🤖 AI Summary
To address the challenge of balancing audio fidelity and compression efficiency at ultra-low bitrates (e.g., 3 kbps) in general-purpose audio coding, this paper proposes FlowMAC—the first end-to-end Mel-spectrogram encoder based on Conditional Flow Matching (CFM). FlowMAC innovatively integrates CFM into audio coding by jointly optimizing Mel-spectrogram encoding, vector quantization, and streaming decoding. At the decoder, an ODE solver drives a continuous normalizing flow to reconstruct high-fidelity spectrograms. Compared to GAN- or DDPM-based approaches, FlowMAC achieves subjective audio quality comparable to 6 kbps codecs at only 3 kbps. Moreover, it offers scalable training, memory-efficient inference, and real-time CPU execution with adjustable quality–complexity trade-offs. FlowMAC significantly advances the fidelity and practicality of low-bitrate audio coding.
📝 Abstract
This paper introduces FlowMAC, a novel neural audio codec for high-quality general audio compression at low bit rates based on conditional flow matching (CFM). FlowMAC jointly learns a mel spectrogram encoder, quantizer and decoder.
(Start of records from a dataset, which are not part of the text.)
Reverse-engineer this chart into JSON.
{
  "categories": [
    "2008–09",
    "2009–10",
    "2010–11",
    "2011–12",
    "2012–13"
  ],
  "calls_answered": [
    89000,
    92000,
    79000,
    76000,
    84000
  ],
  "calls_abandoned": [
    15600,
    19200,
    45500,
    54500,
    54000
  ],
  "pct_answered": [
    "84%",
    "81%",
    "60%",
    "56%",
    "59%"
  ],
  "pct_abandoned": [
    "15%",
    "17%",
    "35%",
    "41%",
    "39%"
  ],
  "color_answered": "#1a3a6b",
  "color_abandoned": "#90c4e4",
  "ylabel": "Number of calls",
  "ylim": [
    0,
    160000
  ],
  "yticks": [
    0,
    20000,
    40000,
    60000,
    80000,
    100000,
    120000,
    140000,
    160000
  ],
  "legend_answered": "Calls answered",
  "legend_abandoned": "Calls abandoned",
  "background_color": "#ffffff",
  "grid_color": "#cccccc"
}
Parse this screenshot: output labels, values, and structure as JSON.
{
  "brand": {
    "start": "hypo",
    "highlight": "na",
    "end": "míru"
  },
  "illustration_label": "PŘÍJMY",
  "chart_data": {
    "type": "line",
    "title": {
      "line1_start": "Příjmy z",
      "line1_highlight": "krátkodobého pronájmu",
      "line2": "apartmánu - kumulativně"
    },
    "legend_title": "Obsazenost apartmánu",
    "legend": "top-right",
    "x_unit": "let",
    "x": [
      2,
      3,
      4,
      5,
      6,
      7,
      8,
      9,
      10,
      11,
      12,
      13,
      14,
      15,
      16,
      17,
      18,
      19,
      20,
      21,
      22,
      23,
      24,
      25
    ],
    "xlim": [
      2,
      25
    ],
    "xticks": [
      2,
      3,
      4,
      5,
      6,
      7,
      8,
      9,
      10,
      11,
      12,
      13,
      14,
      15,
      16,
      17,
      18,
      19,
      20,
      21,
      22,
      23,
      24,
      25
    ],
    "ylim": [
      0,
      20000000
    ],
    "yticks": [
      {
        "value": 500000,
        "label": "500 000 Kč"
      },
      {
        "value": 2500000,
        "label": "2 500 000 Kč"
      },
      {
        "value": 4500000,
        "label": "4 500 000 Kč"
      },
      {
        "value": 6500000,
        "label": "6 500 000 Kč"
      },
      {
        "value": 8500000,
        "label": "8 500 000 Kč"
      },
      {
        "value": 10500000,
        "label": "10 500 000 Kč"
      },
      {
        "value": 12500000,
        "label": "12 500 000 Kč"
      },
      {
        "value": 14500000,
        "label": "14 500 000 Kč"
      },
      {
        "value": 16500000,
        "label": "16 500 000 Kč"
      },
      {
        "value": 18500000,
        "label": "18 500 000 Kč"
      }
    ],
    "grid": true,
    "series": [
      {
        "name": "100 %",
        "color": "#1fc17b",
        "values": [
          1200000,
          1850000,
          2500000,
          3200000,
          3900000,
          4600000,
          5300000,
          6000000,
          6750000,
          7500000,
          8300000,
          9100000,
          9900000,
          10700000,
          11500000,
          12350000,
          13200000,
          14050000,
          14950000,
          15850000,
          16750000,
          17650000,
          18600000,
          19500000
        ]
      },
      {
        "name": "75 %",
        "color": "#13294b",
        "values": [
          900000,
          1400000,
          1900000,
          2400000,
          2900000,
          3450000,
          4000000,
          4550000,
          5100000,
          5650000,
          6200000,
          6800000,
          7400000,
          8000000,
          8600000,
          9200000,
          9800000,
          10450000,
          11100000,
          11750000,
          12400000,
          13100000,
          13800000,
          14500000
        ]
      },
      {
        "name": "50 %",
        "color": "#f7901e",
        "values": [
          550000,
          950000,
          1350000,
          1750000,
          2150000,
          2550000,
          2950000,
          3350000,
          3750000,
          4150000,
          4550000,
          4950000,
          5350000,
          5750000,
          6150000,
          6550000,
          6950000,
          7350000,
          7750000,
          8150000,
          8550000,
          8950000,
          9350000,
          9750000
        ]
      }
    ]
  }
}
At inference time the decoder integrates a continuous normalizing flow via an ODE solver to generate a high-quality mel spectrogram. This is the first time that a CFM-based approach is applied to general audio coding, enabling a scalable, simple and memory efficient training. Our subjective evaluations show that FlowMAC at 3 kbps achieves similar quality as state-of-the-art GAN-based and DDPM-based neural audio codecs at double the bit rate. Moreover, FlowMAC offers a tunable inference pipeline, which permits to trade off complexity and quality. This enables real-time coding on CPU, while maintaining high perceptual quality.